In the diocese of Sydney women are ordained to the diaconate and their teaching gifts are recognised. Yet the distinctiveness of men and women in ministry is understood as a good gift of God which should not be erased or minimised in the service of an erroneous view of equality. So instead we continue imperfectly to seek ways of maximising the application of the Bible’s teaching on this subject. Sadly, our selfishness — the selfishness of men and the selfishness of women — too often still gets in the way. There is a continuing need for humility, a willingness to learn, and a willingness to repent. Yet we are convinced that God made us to delight in each other and the different but equally valuable contribution we can make to life together as the people he has redeemed.
Ah, that old line, equal but different, and some are more equal than others ...
Angry male Sydney Anglicans, kissing cousins of Orwell speak ...
Meanwhile, the angry Anglicans have begun yet another war on poor old Santa Claus, and never mind that the Christians fudged the date of Christ's birth just so they could do over the Romans.

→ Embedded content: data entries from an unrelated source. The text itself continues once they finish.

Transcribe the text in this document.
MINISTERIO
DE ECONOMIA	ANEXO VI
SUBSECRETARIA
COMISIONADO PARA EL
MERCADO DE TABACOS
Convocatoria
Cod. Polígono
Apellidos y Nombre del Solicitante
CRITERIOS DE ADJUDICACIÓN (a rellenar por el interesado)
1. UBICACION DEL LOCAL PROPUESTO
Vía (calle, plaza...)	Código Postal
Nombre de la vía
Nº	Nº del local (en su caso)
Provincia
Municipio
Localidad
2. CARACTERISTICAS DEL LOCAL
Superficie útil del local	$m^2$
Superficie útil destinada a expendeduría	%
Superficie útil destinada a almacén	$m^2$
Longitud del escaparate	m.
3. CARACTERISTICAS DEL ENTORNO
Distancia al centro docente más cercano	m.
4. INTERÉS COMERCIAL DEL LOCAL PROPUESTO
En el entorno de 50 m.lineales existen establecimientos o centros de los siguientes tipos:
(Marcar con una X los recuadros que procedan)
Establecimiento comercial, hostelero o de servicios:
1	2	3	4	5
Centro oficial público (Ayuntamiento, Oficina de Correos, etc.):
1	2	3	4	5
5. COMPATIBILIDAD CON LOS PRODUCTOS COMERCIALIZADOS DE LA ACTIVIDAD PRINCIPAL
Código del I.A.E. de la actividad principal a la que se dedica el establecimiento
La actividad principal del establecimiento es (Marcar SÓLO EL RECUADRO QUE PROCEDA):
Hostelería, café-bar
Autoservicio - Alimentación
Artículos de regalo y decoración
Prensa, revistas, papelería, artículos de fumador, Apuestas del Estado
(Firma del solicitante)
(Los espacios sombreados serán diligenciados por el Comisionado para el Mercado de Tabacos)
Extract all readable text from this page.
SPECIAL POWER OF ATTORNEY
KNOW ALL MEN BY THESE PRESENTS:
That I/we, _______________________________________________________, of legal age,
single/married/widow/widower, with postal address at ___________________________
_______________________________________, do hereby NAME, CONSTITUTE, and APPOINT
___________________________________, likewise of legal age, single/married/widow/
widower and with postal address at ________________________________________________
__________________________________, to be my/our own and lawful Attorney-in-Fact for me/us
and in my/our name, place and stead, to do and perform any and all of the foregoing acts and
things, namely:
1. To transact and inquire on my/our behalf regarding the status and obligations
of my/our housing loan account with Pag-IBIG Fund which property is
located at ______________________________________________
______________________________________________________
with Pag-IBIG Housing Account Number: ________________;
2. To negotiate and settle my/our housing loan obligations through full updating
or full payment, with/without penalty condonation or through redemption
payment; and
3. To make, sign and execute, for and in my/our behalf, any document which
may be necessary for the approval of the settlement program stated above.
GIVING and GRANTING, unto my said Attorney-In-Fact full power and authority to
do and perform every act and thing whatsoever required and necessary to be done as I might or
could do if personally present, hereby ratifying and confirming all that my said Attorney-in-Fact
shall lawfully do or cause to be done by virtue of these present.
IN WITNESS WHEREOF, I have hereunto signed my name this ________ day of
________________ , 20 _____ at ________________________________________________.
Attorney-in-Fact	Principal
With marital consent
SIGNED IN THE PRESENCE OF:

Let's not argue whether it was to do over Saturnalia, or Sol Invicta, as one asserts at History Today here, the reality is these shifty con artists have always practised a dodgy rip off game ...
And now they're at it again:
You see gamers? Why settle for just the bible? Why not the bible's spawn? Why not the Santa-bashing, Santa-hating angry Sydney Anglicans? Can't Target institute an identity check at the door, and ban angry Sydney Anglican men from their stores?
Or perhaps Target should require patrons, before being allowed to enter, to sign a creed including the lines "I support and endorse the Roman Saturnalia and the role of Santa Claus in supporting materialism and capitalism ..."
By golly this petitioning game could be useful ... how about "End the Jensenist heresy now!"?